QUANTO PESA L’ASSENZA DI FRATES? Non ce ne voglia Menetti, ma il forzato forfait del tecnico è un’assenza che si sente. Un conto è rinunciare alla sua presenza per una gara, un’altra è far senza il suo apporto per una serie di partite decisive. In 40 minuti, le scelte da prendere sono tante e non poter contare sull’apporto di un tecnico come l’architetto milanese, in assoluto tra i primi cinque d’Italia, è un’assenza non di poco conto.
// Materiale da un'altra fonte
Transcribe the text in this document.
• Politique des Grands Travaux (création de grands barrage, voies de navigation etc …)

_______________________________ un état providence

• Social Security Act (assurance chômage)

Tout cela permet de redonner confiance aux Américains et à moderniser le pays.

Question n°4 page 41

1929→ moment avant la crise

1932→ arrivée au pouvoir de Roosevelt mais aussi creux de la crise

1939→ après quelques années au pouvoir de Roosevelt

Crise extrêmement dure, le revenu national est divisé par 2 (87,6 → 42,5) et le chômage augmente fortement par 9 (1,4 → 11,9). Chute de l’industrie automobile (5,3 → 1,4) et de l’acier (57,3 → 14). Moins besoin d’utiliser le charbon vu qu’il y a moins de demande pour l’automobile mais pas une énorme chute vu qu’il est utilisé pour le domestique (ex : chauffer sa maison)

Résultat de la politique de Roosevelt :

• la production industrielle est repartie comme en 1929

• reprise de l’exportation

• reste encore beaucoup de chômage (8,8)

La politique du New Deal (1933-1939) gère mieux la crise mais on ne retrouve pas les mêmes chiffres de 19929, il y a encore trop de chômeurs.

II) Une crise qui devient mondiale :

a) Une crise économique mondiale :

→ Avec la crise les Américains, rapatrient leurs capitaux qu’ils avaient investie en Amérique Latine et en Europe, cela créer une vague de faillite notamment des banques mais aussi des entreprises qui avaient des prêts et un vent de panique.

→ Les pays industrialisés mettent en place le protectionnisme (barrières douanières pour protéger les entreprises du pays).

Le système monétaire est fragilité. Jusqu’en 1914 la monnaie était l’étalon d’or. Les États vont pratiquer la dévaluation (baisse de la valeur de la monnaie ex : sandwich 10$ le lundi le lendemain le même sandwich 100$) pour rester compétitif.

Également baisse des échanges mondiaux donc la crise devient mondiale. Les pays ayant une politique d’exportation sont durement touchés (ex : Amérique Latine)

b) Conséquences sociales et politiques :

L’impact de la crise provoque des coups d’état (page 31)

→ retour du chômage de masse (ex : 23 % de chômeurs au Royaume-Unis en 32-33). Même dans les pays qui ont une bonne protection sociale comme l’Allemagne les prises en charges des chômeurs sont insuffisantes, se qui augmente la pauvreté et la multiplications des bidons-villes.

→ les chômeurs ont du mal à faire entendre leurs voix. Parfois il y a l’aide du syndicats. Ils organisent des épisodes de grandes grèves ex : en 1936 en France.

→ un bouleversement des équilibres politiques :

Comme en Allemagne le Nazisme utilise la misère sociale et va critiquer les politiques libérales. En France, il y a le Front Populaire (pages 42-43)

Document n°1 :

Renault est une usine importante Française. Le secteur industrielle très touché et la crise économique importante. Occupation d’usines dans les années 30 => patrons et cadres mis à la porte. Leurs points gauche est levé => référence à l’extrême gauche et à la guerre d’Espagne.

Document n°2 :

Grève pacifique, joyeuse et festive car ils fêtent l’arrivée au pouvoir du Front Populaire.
L’AVVERSARIO La classifica fa capire che la Sigma Barcellona è squadra di valore. Ha Crispin in regia, che più volte ha crivellato le retine biancorosse con i colori di Teramo e l’anno scorso di Brindisi, dispone in organico di un giocatore come Hicks che non ha nulla a che vedere con la categoria, ha il nostro Andrea Ghiacci che siamo certi ci terrà a ben figurare, ha Bucci, Mocavero, tutti giocatori di valore. Ma per far risultato, Reggio non potrà guardare chi avrà di fronte, ma dovrà guardarsi negli occhi e mostrare quegli occhi da tigre necessari per le imprese. Tecnicamente non c’è paragone tra le due squadre, però talvolta i risultati del campo vengono sovvertiti e non è sempre detto che la più forte la spunti. Stasera il treno della Legadue passa per la Sicilia, non salirci vorrebbe dire piangere lacrime amare, è questo che si vuole?